I. Unter Abänderung des Beschlusses vom 22. März 2017 im Verfahren M 9 S 17.50325 wird die aufschiebende Wirkung der gegen den Bescheid des Bundesamts für Migration und Flüchtlinge vom 31. Januar 2017 erhobenen Klage vom 9. Februar 2017 (M 9 K 17.50324) angeordnet.

II. Die Antragsgegnerin trägt die Kosten des Verfahrens.

Gründe

Der Antragsteller hat mit seinem Abänderungsantrag Erfolg.

Anders als zum Zeitpunkt des Beschlusses vom 22. März 2017 im Verfahren Az. M 9 S. 17.50325 ist mittlerweile die Entscheidung des EuGH vom 26. Juli 2017 (Az.: C-670/16, juris) zu berücksichtigen. Die Maßgaben dieser Entscheidung bedeuten für den Fall des Antragstellers, dass aller Voraussicht nach die Zuständigkeit für die Prüfung des Asylantrags des Antragstellers auf die Antragsgegnerin übergegangen ist, Art. 21 Abs. 1 Unterabs. 3 Dublin III-VO.

Der Europäische Gerichtshof (EuGH) hat in seiner Entscheidung vom 26. Juli 2017, Az. C-670/16 – wie hier für den Fall eines Aufnahmegesuchs nach Art. 21 Dublin III-VO – klargestellt, dass die Zweibzw. Dreimonats-Frist in Art. 21 Abs. 1 Unterabs. 1 und 2 Dublin III-VO bereits mit Eingang der Bescheinigung über die Meldung als Asylsuchender (BüMA) beim Bundesamt anläuft. Das ergibt sich nach dem EuGH daraus, dass eine Antragstellung im Sinne von Art. 20 Abs. 2 Dublin III-VO nicht erst mit der förmlichen Antragstellung beim Bundesamt gegeben sei, sondern bereits mit dem dortigen Eingang der BüMA (EuGH, U.v. 26.7.2017 – C-670/16 – Celex-Nr. 62016CJ0670 Rn. 75ff., insb. Rn. 97 und Rn. 103); das ist vor dem Hintergrund der Regelung zur Stellung des Antrags auf internationalen Schutz i.S.v.
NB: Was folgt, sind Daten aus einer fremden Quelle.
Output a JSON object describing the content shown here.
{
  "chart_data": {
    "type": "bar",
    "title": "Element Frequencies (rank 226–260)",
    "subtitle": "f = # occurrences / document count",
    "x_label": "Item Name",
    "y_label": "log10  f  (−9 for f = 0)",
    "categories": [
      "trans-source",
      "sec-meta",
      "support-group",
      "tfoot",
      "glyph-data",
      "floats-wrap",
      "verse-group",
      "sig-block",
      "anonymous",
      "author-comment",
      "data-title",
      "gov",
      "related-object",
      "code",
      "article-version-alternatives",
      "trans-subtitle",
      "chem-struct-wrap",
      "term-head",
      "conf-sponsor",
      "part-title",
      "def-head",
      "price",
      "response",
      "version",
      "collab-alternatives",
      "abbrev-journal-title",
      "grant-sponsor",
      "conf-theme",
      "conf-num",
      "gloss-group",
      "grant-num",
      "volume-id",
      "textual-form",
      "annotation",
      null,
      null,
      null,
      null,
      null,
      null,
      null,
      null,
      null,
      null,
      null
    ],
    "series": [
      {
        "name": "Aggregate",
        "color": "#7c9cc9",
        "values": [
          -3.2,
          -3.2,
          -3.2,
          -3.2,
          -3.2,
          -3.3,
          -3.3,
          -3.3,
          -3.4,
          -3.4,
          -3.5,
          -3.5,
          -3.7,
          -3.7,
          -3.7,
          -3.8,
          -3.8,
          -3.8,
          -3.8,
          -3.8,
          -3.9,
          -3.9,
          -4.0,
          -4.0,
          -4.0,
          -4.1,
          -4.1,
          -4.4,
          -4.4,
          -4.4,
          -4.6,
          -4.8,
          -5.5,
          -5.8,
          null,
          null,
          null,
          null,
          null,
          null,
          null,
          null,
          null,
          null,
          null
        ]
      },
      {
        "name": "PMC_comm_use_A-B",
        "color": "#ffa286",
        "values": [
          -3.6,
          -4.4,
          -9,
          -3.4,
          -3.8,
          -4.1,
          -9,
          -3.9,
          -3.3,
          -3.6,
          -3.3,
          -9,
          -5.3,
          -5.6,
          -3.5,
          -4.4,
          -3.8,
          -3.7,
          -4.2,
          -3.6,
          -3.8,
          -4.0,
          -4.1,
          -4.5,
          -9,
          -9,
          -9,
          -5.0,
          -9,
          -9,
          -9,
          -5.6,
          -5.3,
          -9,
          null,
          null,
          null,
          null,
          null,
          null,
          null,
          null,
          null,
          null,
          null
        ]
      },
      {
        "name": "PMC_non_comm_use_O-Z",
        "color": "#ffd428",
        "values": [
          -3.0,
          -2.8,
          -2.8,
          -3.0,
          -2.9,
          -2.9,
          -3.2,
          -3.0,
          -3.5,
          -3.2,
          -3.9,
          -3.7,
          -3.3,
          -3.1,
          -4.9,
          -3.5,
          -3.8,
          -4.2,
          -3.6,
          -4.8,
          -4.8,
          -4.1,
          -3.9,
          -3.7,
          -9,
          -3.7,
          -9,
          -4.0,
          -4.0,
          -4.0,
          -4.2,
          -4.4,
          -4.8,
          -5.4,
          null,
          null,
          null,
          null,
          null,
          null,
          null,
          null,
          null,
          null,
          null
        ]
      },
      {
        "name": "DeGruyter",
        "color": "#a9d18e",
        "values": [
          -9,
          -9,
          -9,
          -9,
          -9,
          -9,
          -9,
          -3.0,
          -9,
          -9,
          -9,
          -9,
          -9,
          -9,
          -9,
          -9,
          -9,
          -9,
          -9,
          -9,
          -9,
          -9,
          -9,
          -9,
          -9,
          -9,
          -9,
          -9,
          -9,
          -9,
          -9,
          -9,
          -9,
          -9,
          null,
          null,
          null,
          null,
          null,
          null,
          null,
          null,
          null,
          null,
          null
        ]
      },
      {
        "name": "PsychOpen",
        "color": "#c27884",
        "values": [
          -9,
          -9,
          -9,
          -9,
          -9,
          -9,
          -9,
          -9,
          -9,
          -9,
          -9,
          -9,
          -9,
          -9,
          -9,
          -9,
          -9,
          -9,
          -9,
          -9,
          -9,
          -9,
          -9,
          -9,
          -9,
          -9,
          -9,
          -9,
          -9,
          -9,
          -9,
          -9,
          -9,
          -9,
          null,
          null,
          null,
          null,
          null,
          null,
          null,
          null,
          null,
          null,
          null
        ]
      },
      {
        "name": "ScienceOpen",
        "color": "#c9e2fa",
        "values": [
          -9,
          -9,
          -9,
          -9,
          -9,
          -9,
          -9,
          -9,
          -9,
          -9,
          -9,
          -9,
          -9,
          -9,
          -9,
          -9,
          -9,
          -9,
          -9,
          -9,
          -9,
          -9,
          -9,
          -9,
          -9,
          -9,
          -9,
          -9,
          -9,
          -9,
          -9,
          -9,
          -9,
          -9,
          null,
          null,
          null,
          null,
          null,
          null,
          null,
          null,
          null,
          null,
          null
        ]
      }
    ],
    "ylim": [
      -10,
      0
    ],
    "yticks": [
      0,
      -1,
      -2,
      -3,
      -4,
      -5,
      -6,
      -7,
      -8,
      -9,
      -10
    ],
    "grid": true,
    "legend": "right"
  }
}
Art. 20 Abs. 2 Dublin III-VO konsequent, weil den Regelungen der Dublin III-VO die Unterscheidung zwischen Asylgesuch und förmlicher Asylantragstellung im deutschen Asylrecht fremd ist.

Für den Fall bedeutet das: Da die BüMA dem Bundesamt am 18. Dezember 2015 zuging (Bl. 54 der Bundesamtsakte), lief die Dreimonats-Frist gemäß Art. 21 Abs. 1 Unterabs. 1 Dublin III-VO – hier ist von der längeren Dreimonatsfrist und nicht von der Zweimonatsfrist gemäß Art. 21 Abs. 1 Unterabs. 2 Dublin III-VO auszugehen, da zu diesem Zeitpunkt gerade noch keine Eurodac-Treffermeldung vorlag – am 19. Dezember 2015 an und endete am Freitag, den 18. März 2016. Das Aufnahmegesuch wurde jedoch erst unter dem 17. Oktober 2016 und damit deutlich verspätet gestellt. Der erst am 14. September 2016 eingeholte Eurodac-Treffer (Bl. 39 der Bundesamtsakten) ändert am Fristablauf nichts. Der EuGH ist dem rechtlichen Standpunkt, wonach die mit einer Eurodac-Treffermeldung anlaufende Zweimonatsfrist des Art. 21 Abs. 1 Unterabs. 2 Dublin III-VO spezieller sei als die „auf andere Beweismittel“ abstellende Dreimonatsfrist des Art. 21 Abs. 1 Unterabs. 1 Dublin III-VO, nicht gefolgt. Die Zweimonatsfrist findet demnach nur alternativ Anwendung, verlängert aber nicht den Dreimonatszeitraum, der ab dem Eingang der BüMA beim Bundesamt läuft (zum Ganzen EuGH, U.v. 26.7.2017 – C-670/16 – Celex-Nr. 62016CJ0670 Rn. 63ff., insb. Rn. 74). Der Fristablauf begründet gem. Art. 21 Abs. 1 Unterabs. 3 Dublin III-VO den Übergang der Zuständigkeit für die Prüfung des Asylbegehrens auf die Antragsgegnerin. Der Asylantrag ist damit nicht (mehr) nach § 29 Abs. 1 Nr. 1 AsylG unzulässig.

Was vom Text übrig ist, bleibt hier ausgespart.